We’ve had some pretty odd weather here in Long Island this Fall. Some days torrential downpour plagues the island – but other days light rain will last up to days. Not only does rain mix with oil on the ground, making roadways slippery, it also reduces a driver’s ability to see when it gets dark. And just because it’s slightly raining doesn’t mean pedestrians aren’t out on the road.
As the leaves begin to fall, the road becomes less clear. There have been days this Fall that downpour has not only covered the streets with rain, but also dead leaves. This can also cause the road to be as slippery as ice. This is another reason it’s important to driver even slower than the speed limit, especially in residential areas.

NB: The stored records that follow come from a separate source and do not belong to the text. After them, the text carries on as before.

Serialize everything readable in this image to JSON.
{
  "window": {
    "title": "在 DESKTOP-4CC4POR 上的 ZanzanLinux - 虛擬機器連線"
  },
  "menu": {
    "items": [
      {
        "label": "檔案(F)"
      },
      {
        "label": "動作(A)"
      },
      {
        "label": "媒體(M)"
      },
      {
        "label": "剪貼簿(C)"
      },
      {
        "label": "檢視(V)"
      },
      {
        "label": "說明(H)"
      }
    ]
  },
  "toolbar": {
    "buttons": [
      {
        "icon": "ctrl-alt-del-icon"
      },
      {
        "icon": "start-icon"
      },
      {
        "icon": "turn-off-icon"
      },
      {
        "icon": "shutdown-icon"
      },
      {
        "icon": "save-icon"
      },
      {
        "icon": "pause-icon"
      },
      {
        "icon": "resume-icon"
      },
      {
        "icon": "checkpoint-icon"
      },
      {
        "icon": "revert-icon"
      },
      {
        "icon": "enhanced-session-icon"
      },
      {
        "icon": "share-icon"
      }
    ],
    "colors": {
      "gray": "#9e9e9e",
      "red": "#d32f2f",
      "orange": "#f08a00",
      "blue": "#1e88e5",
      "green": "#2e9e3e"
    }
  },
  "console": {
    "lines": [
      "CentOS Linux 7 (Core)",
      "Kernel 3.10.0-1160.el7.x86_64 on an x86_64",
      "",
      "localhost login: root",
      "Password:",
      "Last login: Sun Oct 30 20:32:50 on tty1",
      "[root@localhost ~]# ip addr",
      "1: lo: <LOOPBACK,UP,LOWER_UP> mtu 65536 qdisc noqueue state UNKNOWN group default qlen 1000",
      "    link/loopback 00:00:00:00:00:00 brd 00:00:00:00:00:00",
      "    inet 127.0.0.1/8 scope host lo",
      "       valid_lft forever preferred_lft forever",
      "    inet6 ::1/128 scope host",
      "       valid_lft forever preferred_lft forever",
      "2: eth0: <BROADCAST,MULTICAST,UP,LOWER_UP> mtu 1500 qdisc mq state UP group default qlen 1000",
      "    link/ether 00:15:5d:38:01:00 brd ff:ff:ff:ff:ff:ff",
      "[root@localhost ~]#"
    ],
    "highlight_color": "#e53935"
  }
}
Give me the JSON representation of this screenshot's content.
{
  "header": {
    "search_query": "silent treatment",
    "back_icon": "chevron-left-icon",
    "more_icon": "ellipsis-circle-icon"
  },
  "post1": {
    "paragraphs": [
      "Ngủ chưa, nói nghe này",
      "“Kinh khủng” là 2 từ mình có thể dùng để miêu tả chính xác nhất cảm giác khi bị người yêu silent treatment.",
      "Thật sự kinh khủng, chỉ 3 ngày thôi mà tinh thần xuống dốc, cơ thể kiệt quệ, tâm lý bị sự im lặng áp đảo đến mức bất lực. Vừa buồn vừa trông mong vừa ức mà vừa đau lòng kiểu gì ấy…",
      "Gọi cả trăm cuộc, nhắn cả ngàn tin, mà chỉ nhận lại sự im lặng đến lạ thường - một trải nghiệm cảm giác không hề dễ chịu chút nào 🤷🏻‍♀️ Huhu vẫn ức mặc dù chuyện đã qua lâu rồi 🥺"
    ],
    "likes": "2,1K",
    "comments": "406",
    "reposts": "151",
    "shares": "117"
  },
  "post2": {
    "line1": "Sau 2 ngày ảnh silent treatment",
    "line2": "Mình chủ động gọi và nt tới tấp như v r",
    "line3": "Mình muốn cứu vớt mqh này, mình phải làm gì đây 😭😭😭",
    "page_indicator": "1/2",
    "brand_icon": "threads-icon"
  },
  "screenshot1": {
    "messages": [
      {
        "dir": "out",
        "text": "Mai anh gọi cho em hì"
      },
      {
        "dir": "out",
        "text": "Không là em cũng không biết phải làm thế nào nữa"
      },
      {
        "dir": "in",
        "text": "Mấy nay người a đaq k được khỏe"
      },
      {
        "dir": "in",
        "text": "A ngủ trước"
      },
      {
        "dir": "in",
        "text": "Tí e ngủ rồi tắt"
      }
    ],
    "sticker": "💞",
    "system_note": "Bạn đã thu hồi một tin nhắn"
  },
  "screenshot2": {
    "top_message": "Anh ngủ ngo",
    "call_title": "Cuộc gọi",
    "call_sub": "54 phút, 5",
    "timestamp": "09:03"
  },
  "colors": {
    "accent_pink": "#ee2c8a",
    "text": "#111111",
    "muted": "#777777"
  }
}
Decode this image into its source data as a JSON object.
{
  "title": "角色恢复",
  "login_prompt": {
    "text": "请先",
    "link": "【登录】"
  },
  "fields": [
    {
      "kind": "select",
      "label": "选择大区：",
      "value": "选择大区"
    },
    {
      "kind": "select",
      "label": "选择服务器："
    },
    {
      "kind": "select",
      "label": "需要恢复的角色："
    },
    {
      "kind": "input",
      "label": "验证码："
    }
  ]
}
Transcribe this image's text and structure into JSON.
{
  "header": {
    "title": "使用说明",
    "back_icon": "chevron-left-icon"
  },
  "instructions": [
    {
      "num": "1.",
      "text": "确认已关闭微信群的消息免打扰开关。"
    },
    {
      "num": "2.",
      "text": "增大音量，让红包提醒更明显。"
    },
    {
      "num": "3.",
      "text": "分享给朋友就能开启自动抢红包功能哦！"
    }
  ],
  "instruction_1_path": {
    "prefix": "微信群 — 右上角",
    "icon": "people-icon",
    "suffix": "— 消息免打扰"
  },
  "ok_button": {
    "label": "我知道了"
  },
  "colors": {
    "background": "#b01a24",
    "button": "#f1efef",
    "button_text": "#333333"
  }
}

Both Fall nights and Fall mornings can get really cold, and during the morning hours, fog tends to accumulate in the air – especially on Long Island. And since it accumulates around trees, fog surrounds residential areas. Fog can significantly reduce your ability to see the roadway. It can also condense on your windshield even while you’re driving. Make sure to leave yourself some extra room before you leave for work to wipe down your back and front windshields to increase your visibility of the road.
A common mistake that drivers make when faced with foggy weather is turning their high beams on. Contrary to what some may believe, high beams actually bounce off of the fog and create a glare, making it even harder to see the road. It’s much more prudent to simply drive slower when fog is around in order to avoid pedestrians and other cars on the road.
Temperatures drop dramatically at night during the Fall, especially when we’re headed into Winter. This can cause Frost to accumulate both on the roads and on your car’s back and front windshields. It’s important to give yourself extra time every morning before leaving for work to make sure your car is defrosted. Frost can both drastically reduce your visibility of the road and it can also cause you to spin out if you’re driving too fast, which could lead to a pedestrian accident. Check the weather channel every morning before work to see if roads are icy. Many motor vehicles will warn you about icy conditions. Never take these warning lightly. Black ice can be impossible to see. So, as the weather gets colder, take the extra time in the morning to see how the roads are.